Everyone wants their LLM to be an expert in their thing — their product, their policies, their field. The default playbook is to fine-tune a model on it. That’s expensive, opaque, frozen the day you finish, and it still makes things up.
There’s a cheaper, more honest move: don’t teach the model your domain. Hand it a wiki.
The idea
Take your pile of documents. Have a model read all of it and write the wiki you wish existed — every concept as its own page, every relationship as a link between pages, the whole thing backed by a database the model can search and traverse.
Now point an agent at that wiki. It doesn’t answer from memory; it answers by looking things up — and every fact it gives you traces back to a real source passage. When the wiki doesn’t have the answer, it says so instead of inventing one.

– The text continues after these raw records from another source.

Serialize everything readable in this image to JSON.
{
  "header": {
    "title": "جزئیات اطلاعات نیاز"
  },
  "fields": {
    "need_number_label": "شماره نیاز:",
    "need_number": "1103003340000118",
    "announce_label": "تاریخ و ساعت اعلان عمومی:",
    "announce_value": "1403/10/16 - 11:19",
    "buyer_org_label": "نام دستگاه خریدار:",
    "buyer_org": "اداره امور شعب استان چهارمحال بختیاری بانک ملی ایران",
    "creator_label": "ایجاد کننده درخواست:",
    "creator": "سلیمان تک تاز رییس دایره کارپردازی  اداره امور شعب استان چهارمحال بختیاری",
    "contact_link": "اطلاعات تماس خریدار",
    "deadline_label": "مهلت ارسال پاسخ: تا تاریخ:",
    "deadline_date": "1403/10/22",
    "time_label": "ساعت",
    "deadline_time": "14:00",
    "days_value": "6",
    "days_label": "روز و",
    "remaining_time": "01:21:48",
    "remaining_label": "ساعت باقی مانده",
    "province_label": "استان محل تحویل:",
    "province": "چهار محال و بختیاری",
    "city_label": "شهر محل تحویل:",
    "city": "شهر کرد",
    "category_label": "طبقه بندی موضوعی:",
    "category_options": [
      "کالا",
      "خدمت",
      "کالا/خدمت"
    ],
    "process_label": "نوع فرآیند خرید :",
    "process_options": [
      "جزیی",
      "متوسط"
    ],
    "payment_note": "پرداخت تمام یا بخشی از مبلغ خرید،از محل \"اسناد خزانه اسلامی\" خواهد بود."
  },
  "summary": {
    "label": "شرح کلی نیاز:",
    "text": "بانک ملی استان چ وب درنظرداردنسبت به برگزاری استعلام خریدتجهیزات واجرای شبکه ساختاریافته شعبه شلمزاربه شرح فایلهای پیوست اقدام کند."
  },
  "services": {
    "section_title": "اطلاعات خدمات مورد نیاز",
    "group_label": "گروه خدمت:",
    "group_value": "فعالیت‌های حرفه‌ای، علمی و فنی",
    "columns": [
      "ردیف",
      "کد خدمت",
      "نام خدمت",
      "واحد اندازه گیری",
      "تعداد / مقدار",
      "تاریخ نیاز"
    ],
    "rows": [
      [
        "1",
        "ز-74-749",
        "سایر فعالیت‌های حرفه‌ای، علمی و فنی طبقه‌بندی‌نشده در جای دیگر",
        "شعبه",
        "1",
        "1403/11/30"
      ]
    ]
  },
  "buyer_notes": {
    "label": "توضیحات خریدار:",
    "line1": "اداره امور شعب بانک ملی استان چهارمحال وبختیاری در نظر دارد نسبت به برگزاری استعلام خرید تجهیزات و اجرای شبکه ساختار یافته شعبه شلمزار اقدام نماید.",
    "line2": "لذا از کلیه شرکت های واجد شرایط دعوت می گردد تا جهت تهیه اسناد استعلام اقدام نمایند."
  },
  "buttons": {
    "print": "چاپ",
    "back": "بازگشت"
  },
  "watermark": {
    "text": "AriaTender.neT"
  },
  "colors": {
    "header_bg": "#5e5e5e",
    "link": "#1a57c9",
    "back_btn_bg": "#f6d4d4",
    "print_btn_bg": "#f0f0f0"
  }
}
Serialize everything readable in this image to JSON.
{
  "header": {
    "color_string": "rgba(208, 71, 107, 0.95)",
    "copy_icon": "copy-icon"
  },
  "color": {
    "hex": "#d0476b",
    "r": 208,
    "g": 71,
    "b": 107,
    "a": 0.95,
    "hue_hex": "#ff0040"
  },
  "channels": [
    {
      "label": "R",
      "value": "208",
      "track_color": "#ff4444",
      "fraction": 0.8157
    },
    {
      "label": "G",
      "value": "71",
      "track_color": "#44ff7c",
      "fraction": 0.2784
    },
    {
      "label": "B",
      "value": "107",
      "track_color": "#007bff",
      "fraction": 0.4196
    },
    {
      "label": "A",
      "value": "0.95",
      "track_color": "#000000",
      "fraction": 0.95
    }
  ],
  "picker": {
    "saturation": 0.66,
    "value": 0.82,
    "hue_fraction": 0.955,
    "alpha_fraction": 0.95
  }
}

That’s the whole trick. The expertise lives in the wiki, not in the weights. So making
the model an expert in a new domain is just: generate a new wiki. I built a tool that
does exactly this — okb, the open-knowledge-bundler
— and the last post made the case on benchmarks. This one is a real example.
A real one: K–12 teaching
I pointed it at 22 K–12 pedagogy documents — federal practice guides, research syntheses, district policy. Out came one auto-generated wiki:
- 3,360 concepts, 4,251 relationships between them
- one portable 24 MB file — host it, email it, embed it
- every concept linked back to the exact source it came from
- built entirely on one workstation. $0 in AI API spend. Nothing left the machine.
Then a teacher’s question: which evidence-based interventions help struggling readers build fluency, and who recommends them? The local agent worked the wiki in 11 lookups and came back with three named interventions and seven real citations — What Works Clearinghouse, IRIS, peer-reviewed studies. Zero fabricated. That last part is the whole game in education: a chatbot that invents a citation is worse than useless to a teacher.
Why this shape wins
- Grounded. Answers are assembled from cited facts, not generated vibes.
- Honest. No source, no answer — it declines instead of bluffing.
- Private & cheap. Builds and runs local. No per-token bill, no data leaving the box.
- Portable. One file. The same wiki works under a tiny local model or a frontier one — you pick per job.
- Repeatable. Pedagogy was the example, not the limit. Swap the documents, get a new expert. A compliance manual. A product catalog. Your own runbooks.
The moat was never a smarter model. It’s a trustworthy body of knowledge the model can stand on — and now you can manufacture that in an afternoon.
What domain would you point it at first?